Pour un locataire, abandonner son logement est une manière de se faire justice à soi-même, en quittant les lieux et en tentant de mettre fin à son bail sans l’intervention d’un Tribunal. Or, la décision d’abandonner son logement ne doit surtout pas être prise sur un coup de tête. En effet, il y des conditions à remplir si on désire abandonner son logement et s’il advient que le Tribunal conclut que l’abandon n’était pas justifié, le locataire risque de devoir indemniser le locateur. Dans ce contexte, une consultation avec un avocat en droit des locataires avant de procéder à l’abandon peut s’avérer judicieuse. Nos avocats sont également spécialisés en droit des propriétaires.
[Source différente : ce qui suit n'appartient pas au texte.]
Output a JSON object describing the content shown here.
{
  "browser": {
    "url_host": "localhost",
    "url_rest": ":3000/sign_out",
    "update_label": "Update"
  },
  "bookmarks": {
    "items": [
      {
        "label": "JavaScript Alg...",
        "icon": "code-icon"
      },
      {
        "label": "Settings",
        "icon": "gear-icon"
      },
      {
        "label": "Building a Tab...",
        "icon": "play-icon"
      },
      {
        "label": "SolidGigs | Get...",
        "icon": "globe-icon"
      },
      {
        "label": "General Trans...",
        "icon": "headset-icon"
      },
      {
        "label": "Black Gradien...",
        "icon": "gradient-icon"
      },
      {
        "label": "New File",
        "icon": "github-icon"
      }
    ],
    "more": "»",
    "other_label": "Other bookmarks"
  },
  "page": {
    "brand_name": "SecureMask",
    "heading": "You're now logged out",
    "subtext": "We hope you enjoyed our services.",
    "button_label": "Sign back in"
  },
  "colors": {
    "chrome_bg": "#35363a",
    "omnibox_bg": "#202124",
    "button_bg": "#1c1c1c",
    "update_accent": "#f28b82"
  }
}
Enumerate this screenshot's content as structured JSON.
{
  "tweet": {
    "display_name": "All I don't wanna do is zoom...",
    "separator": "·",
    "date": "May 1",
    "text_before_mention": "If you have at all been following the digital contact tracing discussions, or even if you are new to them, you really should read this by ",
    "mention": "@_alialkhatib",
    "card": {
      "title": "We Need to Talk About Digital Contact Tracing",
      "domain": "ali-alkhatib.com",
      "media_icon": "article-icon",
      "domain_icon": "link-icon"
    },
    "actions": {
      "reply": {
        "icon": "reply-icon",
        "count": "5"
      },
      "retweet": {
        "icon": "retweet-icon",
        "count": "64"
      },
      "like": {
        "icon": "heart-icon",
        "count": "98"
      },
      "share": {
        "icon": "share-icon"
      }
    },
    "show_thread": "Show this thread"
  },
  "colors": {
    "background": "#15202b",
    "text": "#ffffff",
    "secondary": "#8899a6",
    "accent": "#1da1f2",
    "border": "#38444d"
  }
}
Conditions pour abandonner son logement
Le Code civil du Québec indique que pour abandonner son logement, ce dernier doit être impropre à l’habitation.
Le même Code précise d’ailleurs que :
Est impropre à l’habitation le logement dont l’état constitue une menace sérieuse pour la santé ou la sécurité des occupants ou du public, ou celui qui a été déclaré tel par le Tribunal ou par l’autorité compétente.
C’est au locataire de prouver, si le locateur saisit le Tribunal, que le logement était effectivement impropre à l’habitation. De plus, l’état du logement ne doit pas résulter de la faute du locataire. Il doit y avoir une menace sérieuse pour la santé ou la sécurité. Ainsi, seules des situations très graves justifient l’abandon. Par exemple, une défectuosité dans le système électrique du logement créant le risque d’un incendie, une infestation grave et prolongée de vermines, une inondation, la présence très importante de moisissure ou encore l’absence de chauffage en hiver ont été considérées comme des menaces sérieuses à la santé ou à la sécurité.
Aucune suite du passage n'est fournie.